I don’t know if he will get the job or not, but the point is that it is a struggle to meet the needs both of the kids at the orphanage and the people seeking the jobs—when a story like that is told, one feels compelled to help in any way—by giving this man a job. How could you turn him away? But for him, there are hundreds more people in the city that have stories just like his—and meanwhile, someone must be sure to care for the boy with no legs back at the orphanage. 
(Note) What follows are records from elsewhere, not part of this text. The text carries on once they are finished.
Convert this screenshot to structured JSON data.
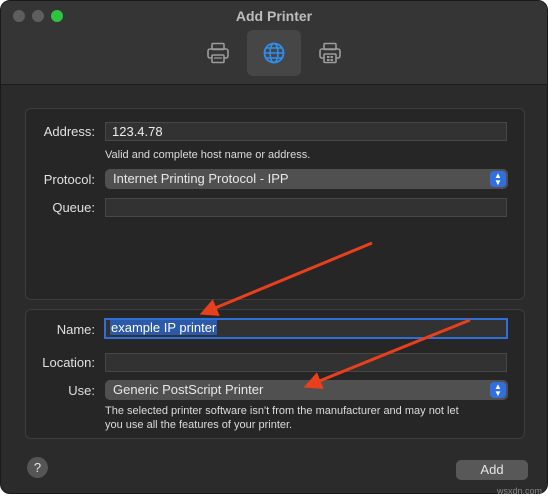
{
  "window": {
    "title": "Add Printer",
    "accent_color": "#2f6fe0",
    "toolbar": [
      {
        "icon": "printer-icon",
        "selected": false
      },
      {
        "icon": "globe-icon",
        "selected": true
      },
      {
        "icon": "windows-printer-icon",
        "selected": false
      }
    ]
  },
  "connection": {
    "address_label": "Address:",
    "address_value": "123.4.78",
    "address_hint": "Valid and complete host name or address.",
    "protocol_label": "Protocol:",
    "protocol_value": "Internet Printing Protocol - IPP",
    "queue_label": "Queue:",
    "queue_value": ""
  },
  "details": {
    "name_label": "Name:",
    "name_value": "example IP printer",
    "location_label": "Location:",
    "location_value": "",
    "use_label": "Use:",
    "use_value": "Generic PostScript Printer",
    "use_hint_line1": "The selected printer software isn't from the manufacturer and may not let",
    "use_hint_line2": "you use all the features of your printer."
  },
  "footer": {
    "help_label": "?",
    "add_label": "Add"
  },
  "annotation_color": "#e8401c",
  "watermark": "wsxdn.com"
}
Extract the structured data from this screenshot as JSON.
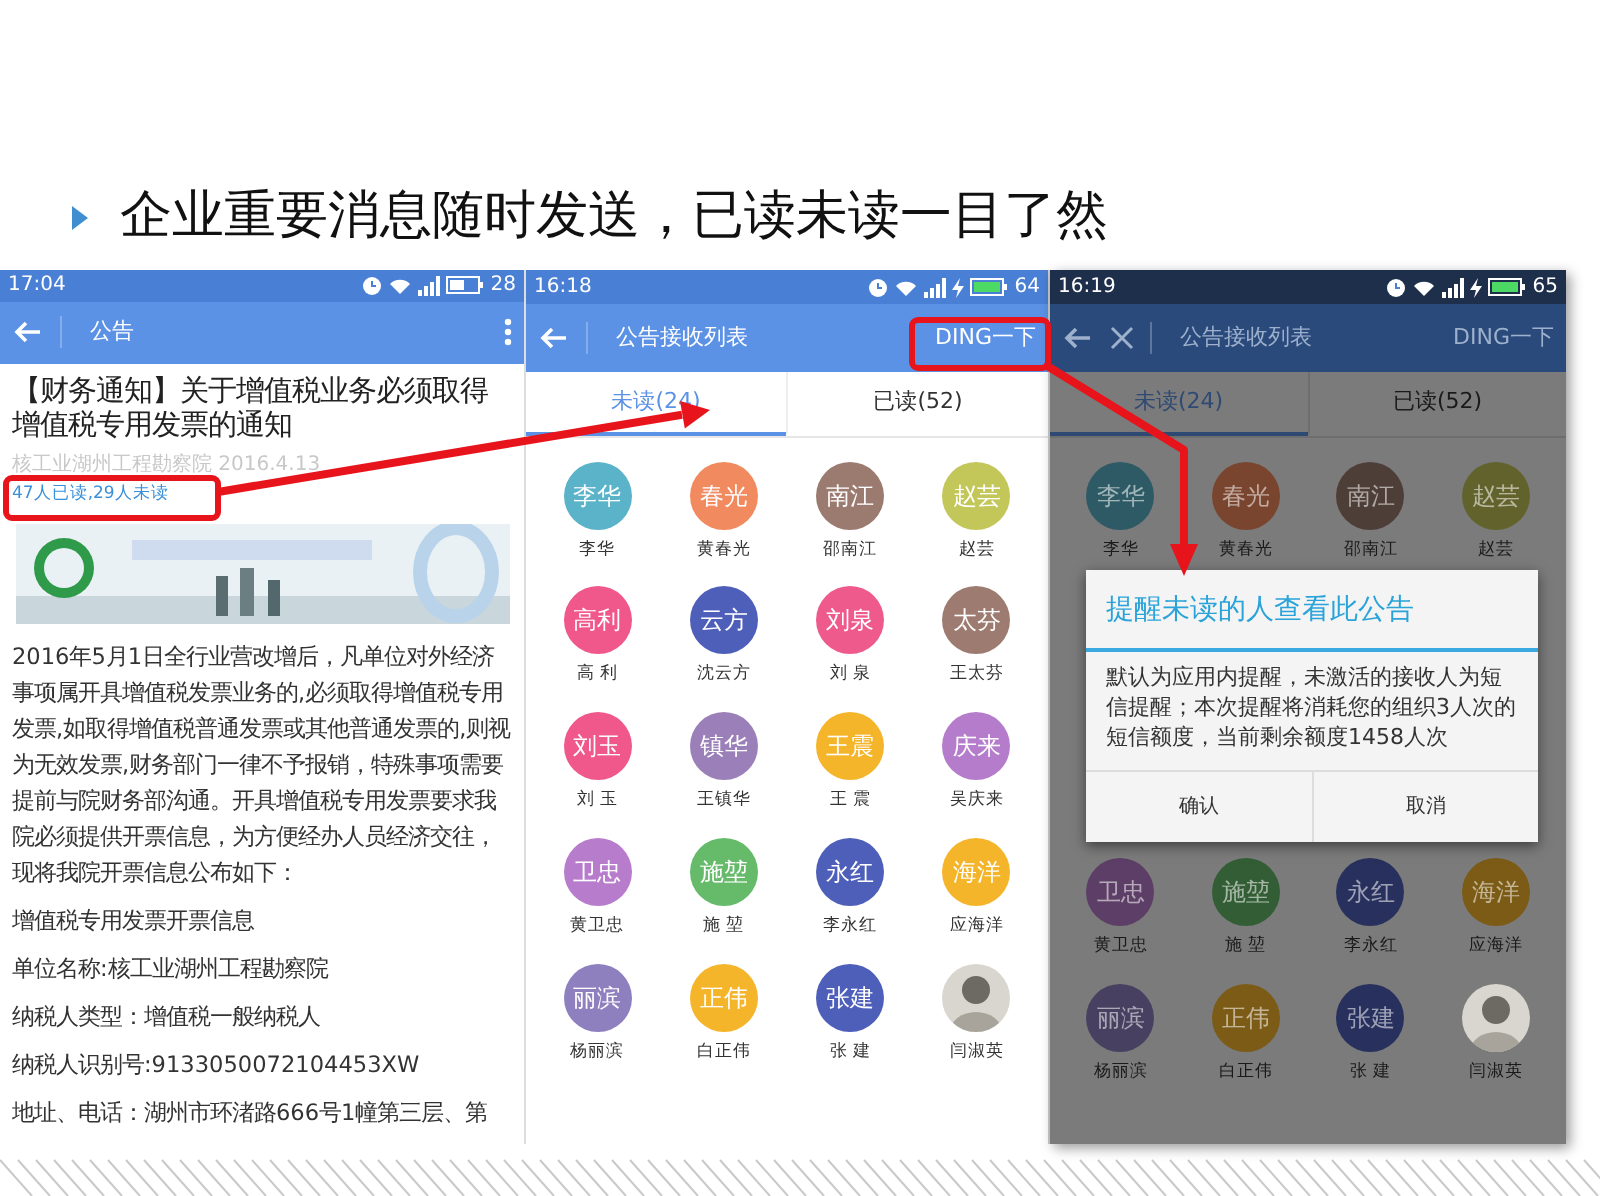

It is something to think about, to be certain… it highlights the complexity of every decision we make.

1 comment:

  1. Thanks for the update! I'm so glad the flights went well and that you are safely in Lubumbashi. Your host family looks lovely--please tell them all hi for us! I can relate with the "culture shock" and feeling as if time is passing differently when landing in a foreign country for the first time, but your experience in Africa has to be much different than my experience in Rome. Although I am saddened with the lack of availability of jobs, I am so thrilled that so many people with so many challenges in a country without many resources are actively looking for jobs and wanting to work. I admire them more than words can say (and just wish I could give the man you were describing a big hug)!! Many people throughout the world in countries with even more resources should stop and look to emulate these people!!! Please give the people of Lubumbashi my best. You and they are in my thoughts and prayers as you continue your adventure. I still can't wait to see lots and lots of pictures!! Please post when you can!